L’obiettivo della rete di eccellenza ALISTORE (Advanced lithium energy storage systems based on the use of nano-powders and nano-composite electrodes/electrolytes, sistemi al litio di accumulo
dell’energia basati sull’uso di nanopolveri e nanocompositi elettrodi/elettrolitici), finanziata dall’UE, è quello di migliorare gli in sistemi di accumulo al litio.

«È evidente che l’accumulo di energia elettrica rappresenta un aspetto critico della nuova economia energetica. Un aspetto sul quale le batterie ricaricabili al litio, insieme ad
altre tecnologie, hanno un importante potenziale d’impatto», concordano i partner del progetto.

Le batterie ricaricabili al litio sono state introdotte per la prima volta nel 1990 e sono state una scoperta importante nell’ambito dell’accumulo di energia. Oggi le si può trovare in
molti dispositivi, compresi i telefoni cellulari, le fotocamere digitali, i laptop e persino i veicoli elettrici. Tuttavia, il loro ciclo di vita e le loro prestazioni, oltre ad altri problemi
tecnici, impediscono loro di stare al passo con le esigenze tecnologiche.

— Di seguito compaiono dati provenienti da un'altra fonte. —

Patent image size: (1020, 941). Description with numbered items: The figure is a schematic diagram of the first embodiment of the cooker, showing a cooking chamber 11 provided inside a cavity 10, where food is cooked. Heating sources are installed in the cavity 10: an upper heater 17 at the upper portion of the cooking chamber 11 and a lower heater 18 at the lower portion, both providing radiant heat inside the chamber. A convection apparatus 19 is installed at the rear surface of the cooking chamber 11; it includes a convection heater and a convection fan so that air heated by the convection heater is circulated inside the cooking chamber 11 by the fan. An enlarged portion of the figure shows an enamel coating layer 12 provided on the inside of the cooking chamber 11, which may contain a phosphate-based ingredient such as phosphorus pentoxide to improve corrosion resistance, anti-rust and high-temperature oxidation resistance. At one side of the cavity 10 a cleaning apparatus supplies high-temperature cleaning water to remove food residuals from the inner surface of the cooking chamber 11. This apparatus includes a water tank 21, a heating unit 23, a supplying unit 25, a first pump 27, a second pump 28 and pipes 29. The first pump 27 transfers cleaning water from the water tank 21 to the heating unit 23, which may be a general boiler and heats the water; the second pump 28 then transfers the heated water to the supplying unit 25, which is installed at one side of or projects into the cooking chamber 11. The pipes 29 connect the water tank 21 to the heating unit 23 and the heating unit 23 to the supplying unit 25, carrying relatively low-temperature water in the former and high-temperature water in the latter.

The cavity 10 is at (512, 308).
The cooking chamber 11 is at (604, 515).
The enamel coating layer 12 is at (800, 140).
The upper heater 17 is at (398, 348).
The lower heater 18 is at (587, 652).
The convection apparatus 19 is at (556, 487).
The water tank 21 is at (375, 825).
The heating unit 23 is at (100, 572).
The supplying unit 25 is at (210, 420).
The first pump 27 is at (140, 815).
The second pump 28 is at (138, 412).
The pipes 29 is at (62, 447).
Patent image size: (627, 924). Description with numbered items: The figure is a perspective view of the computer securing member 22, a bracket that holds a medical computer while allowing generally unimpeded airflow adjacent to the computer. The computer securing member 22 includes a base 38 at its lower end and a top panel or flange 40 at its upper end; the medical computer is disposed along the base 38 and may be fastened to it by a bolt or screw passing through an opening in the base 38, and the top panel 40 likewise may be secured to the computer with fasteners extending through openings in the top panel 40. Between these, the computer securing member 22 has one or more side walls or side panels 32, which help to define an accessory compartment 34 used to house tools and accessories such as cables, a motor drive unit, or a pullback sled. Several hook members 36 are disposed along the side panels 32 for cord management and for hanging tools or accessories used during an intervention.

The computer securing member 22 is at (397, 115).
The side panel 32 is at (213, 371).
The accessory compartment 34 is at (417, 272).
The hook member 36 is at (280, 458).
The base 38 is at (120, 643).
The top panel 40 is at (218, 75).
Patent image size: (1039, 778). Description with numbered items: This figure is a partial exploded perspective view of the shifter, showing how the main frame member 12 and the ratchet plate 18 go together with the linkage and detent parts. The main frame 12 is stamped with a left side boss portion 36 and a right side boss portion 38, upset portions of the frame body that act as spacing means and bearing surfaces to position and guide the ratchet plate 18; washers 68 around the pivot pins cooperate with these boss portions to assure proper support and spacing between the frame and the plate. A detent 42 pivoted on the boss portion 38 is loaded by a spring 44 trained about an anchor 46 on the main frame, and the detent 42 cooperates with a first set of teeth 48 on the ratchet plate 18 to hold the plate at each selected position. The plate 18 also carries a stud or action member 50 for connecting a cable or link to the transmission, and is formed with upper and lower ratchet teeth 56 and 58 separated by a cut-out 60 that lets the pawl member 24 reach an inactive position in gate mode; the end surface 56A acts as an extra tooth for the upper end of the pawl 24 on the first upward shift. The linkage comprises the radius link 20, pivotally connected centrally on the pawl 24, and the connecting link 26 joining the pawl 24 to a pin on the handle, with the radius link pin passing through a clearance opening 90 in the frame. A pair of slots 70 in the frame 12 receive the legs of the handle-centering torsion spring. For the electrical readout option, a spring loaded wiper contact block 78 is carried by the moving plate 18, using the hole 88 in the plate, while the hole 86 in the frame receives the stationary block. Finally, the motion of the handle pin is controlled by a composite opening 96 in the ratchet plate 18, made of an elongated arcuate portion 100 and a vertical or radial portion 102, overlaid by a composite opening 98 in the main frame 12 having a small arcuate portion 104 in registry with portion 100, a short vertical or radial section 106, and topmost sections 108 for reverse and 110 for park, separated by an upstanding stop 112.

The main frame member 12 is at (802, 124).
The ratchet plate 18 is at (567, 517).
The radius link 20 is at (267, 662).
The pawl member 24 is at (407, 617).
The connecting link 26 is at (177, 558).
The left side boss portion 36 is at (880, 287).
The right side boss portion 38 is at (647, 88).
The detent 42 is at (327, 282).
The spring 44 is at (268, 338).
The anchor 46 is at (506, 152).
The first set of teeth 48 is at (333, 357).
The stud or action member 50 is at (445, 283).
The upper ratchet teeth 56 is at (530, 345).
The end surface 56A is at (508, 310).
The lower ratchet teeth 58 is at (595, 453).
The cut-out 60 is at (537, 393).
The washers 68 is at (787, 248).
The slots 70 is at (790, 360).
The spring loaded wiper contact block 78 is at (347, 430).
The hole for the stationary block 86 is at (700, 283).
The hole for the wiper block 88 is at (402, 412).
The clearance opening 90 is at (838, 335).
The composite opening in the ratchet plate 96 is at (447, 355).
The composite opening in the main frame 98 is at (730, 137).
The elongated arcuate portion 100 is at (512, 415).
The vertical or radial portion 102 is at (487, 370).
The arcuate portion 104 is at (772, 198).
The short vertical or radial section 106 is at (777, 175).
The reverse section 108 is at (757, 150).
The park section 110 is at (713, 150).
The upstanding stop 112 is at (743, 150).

Secondo i ricercatori e gli sviluppatori coinvolti nel progetto ALISTORE, i nanomateriali potrebbero offrire una soluzione e «hanno la potenzialità di rivoluzionare la
progettazione delle batterie».

Prima, però, occorre comprendere il problema di base, per questa ragione è stato chiesto al dott. Wolfgang Dreyer, fisico presso l’Istituto tedesco
Weierstraß per l’analisi applicata e la stocastica (WIAS), di sviluppare un modello matematico dei processi elettrochimici che avvengono
all’interno di una batteria al litio.

In linea di principio, una batteria al litio contiene innumerevoli nanosfere composte da fosfato di ferro, raggruppate attorno al polo negativo, mentre il polo positivo è composto da
litio o leghe di litio. Quando viene prelevata energia dalla batteria, gli ioni di litio si dirigono verso il polo negativo e le sfere di fosfato di ferro si dilatano. Quando la batteria viene
ricaricata, gli ioni di litio ritornano al polo positivo.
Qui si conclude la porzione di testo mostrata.